December 14, 2014 Skyfall(Not)

Risk/Reward Vol. 199

THIS IS NOT INVESTMENT OR TAX ADVICE. IT IS A PERSONAL REFLECTION ON INVESTING. RELY ON NOTHING STATED HEREIN

"She, she ain't real/She is a stranger
Sure, she's got it all/But baby is that what you really want?
Rumor has it."---lyrics from "Rumor Has It" sung by Adele

"You wanted me so much/But I didn't get it
How could a fellow be so blind
And we began to rock steady
Steady rockin' all night long."---lyrics from "Rock Steady" sung by The Whispers

"Here I go again
I hear those trumpets blow again
All aglow again
Taking a chance on love "---lyrics from "Taking a Chance On Love" sung by Frank Sinatra

Although "She is a stranger", "She's got it all (the power that is), and "Rumor has it" that a favorite economic barometer for Federal Reserve Chair-nominee Janet Yellen (as well as outgoing Chair Bernanke) is the job opportunity number. That statistic was released on Tuesday and showed 3.93 million job opportunities, the most since May, 2008. At first blush this should be viewed as good news, but "Baby is that what you really want?" It's not what the stock market wanted as the Dow Jones Industrial Average (DJIA), after gaining steam on Monday, ended the week down 265 points. Many stock traders believe that this improved job opportunities number plus the real possibility of a budget deal by Congress (one passed the House late Thursday) heightens the likelihood of QE3 tapering and by extension means higher interest rates and lower asset prices.

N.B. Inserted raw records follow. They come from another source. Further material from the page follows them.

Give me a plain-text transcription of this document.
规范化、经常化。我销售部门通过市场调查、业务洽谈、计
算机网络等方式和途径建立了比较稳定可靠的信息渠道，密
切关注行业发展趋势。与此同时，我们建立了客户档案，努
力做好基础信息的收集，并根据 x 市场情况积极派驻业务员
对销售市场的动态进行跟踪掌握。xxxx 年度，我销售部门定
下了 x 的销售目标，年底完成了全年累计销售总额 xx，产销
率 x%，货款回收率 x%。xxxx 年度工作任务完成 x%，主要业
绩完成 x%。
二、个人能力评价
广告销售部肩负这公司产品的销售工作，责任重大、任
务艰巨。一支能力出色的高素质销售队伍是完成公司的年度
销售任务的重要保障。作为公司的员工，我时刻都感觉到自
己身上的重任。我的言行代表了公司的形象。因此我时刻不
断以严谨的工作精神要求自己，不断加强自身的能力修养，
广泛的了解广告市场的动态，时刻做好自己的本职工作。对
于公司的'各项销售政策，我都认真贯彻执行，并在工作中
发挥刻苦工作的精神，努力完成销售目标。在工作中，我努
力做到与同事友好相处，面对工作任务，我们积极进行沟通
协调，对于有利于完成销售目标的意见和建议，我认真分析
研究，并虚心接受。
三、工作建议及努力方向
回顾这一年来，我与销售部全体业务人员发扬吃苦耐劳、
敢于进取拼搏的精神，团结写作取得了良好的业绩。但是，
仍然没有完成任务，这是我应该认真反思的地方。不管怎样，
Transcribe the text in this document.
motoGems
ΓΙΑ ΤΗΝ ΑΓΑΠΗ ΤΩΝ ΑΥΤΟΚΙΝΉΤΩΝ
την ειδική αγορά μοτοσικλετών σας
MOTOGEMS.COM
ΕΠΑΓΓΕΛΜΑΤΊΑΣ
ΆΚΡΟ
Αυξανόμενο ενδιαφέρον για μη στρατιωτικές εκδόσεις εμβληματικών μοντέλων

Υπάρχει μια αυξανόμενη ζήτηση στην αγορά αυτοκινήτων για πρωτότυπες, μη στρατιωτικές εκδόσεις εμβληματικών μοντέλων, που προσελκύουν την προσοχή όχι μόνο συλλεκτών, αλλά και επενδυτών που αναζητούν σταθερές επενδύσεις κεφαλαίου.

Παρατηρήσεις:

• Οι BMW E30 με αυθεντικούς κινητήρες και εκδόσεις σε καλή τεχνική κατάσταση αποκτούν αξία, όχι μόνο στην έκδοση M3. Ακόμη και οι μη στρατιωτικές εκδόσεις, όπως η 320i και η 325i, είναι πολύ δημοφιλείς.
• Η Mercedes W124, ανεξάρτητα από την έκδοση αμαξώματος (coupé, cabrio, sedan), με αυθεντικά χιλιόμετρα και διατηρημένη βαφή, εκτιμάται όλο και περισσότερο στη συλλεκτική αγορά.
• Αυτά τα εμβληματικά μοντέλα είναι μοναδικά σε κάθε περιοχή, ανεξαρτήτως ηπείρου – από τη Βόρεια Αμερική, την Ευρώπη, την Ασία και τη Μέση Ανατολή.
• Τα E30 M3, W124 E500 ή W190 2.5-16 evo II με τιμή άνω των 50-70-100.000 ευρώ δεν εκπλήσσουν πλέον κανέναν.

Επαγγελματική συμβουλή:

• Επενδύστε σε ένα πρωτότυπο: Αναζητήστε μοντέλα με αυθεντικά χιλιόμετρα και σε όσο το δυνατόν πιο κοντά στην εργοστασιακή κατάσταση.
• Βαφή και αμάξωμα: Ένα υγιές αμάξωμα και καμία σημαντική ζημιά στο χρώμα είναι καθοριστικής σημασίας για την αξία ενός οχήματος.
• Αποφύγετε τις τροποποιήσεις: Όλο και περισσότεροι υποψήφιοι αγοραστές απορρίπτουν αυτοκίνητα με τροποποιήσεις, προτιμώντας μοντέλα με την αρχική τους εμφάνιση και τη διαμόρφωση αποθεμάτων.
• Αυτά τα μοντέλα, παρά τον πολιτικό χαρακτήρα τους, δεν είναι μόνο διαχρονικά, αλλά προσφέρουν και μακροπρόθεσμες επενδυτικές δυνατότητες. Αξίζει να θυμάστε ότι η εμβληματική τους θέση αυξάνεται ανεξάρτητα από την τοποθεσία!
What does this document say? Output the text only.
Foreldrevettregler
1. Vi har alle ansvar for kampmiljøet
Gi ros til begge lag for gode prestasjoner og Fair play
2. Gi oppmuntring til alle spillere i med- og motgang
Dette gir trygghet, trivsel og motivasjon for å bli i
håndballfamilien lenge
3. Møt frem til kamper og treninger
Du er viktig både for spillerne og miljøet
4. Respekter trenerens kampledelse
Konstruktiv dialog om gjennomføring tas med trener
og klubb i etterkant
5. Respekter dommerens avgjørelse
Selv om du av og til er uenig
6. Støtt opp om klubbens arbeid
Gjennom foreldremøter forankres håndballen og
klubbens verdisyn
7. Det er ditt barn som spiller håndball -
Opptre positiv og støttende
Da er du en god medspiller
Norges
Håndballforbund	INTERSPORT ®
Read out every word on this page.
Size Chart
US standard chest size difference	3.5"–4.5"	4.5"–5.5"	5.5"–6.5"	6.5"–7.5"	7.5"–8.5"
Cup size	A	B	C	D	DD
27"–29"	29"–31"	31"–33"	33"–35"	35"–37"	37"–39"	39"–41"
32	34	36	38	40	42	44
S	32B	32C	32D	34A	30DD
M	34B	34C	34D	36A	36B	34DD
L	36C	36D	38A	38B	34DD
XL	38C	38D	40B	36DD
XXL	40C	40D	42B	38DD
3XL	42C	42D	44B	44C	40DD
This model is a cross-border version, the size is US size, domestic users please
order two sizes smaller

I suggest that Mr. Market is overreacting. Indeed, "How could a fellow be so blind?" Doesn't "he get it?" When interest rates are the concern, look to the bond market. And the bond market is telling us that tapering sometime before March 2014 is already priced-in. Indeed, despite tapering's imminence (we should get a good read on its actual timing after next week's Federal Open Market Committee (FOMC) meeting), the yield on the bellwether 10 Year Treasury Bond held "rock steady/Steady rockin' all night (and all week) long" below 2.9% As I wrote last week (see Vol. 198 www.riskrewardblog.blogspot.com) this suggests to me that hemorrhaging by other interest rate sensitive securities is near the end.

So, does my above-stated conclusion mean that "I hear the trumpets blow again," that "I'm all aglow again", and that I'm "willing to take a chance" again on these rate sensitive securites such as preferred stocks, real estate investment trusts, levered closed end funds, business development companies, etc. exposure to which I have pared? (See Vol. 195 www.riskrewardblog.blogspot.com ) NO, NOT YET! Although many of these are at or near their 52 week lows (e.g. O, FFC, FLC), I must resist the temptation to go bottom hunting. If I am right, there should be ample opportunity to purchase them at bargain prices (if not at their absolute low points) once better visibilty on the actual tapering timeline appears.

Next week's market again will be dominated by what is done and said at the FOMC meeting. If QE3 tapering begins or its initiation in January is foretold, I am predicting that the bond market will not experience a"Skyfall". As stated above, I believe that the bond market has already priced tapering into interest rates and that its implementation will not "Set Fire to the Rain." That said, I will continue to sit on my large cash position until more certainty is had on this front. I will then buy into my favorite, interest rate sensitive, income producing sectors and hopefully, like Adele, be "Rolling In The Deep" soon thereafter.